NASHVILLE, Tenn. — Police say a kidnapped infant has been found safe in Alabama, and a woman suspected of abducting the baby has been arrested.
Police said the child was found Friday night in good health at a home in Ardmore.
They said the break in the case came as a task force of local, state and federal investigators developed strong information on a car seen at the kidnap scene and at a store.
Yair Anthony Carillo was taken from his home Tuesday, just four days after he was born to 30-year-old Maria Gurrolla. She told police a heavyset white woman with blond hair arrived at her home posing as an immigration agent, attacked her with a knife and took the boy.
Cathy Nahirny, a senior analyst for infant abduction cases at the National Center for Missing & Exploited Children, said there have been at least two other recent cases where an abductor used the same ploy.
“We need to get the word out to our immigrant communities,” Nahirny said. “Anybody that claims they are from federal law enforcement agencies, you have the right and you should ask for photo identification.”

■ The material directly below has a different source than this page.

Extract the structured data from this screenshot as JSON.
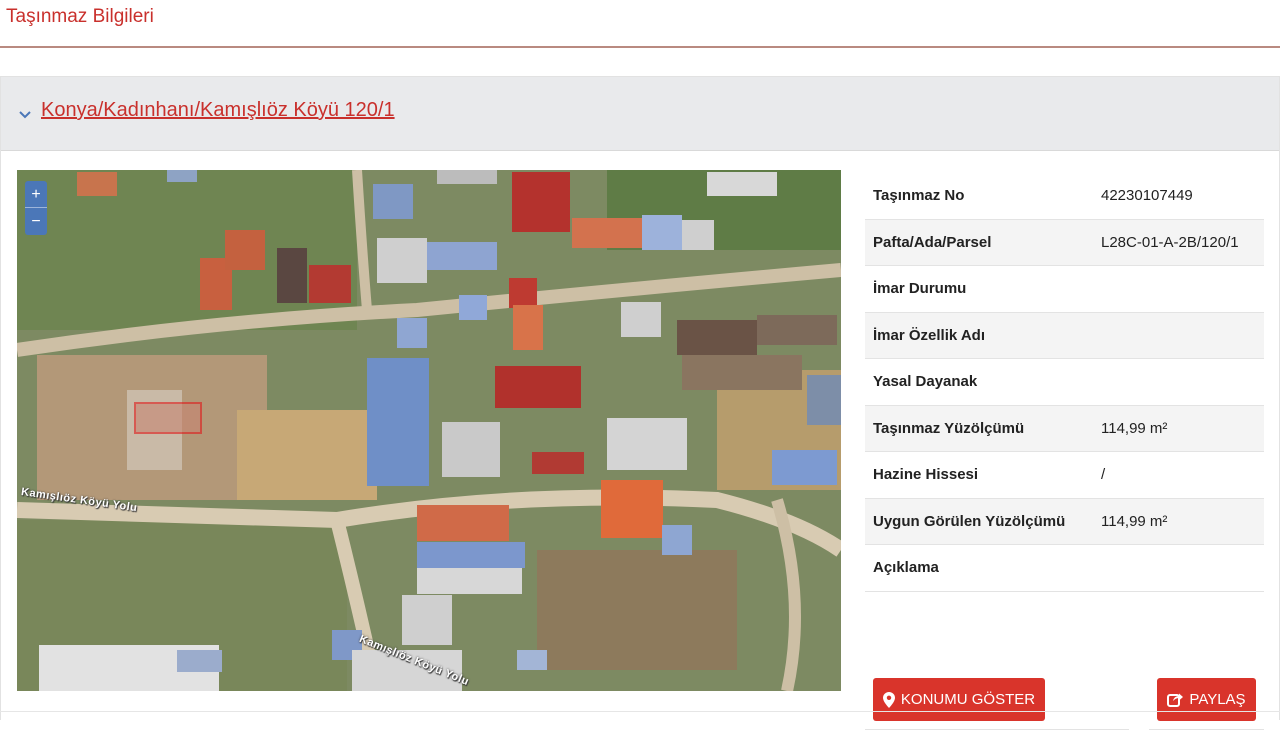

Nahirny said the profile of an infant abductor is typically a woman who may be married or living with someone and may be faking a pregnancy in a desperate attempt to improve her relationship.
In March, Amalia Tabata Pereira was accused of taking a 2-month-old girl from a woman at a health clinic in Plant City, Fla., east of Tampa. Police said she told the baby’s parents she was an immigration official and that they were going to be deported. She was arrested a day later and turned the baby over to authorities.
Abductions of infants by strangers are rare, with only nine reported cases so far this year and five last year, according to the missing child center.
Nahirny said immigrant families have been targets of child abductions because of the assumption they will not tell police.
Gurrolla is Latina, but her immigration status isn’t clear. She was stabbed several times in the neck and chest and was released from the hospital Thursday.
Until the 1990s, most infant abductions occurred in hospitals, but with improved security in maternity wards, it has become more common for infants to be taken from homes.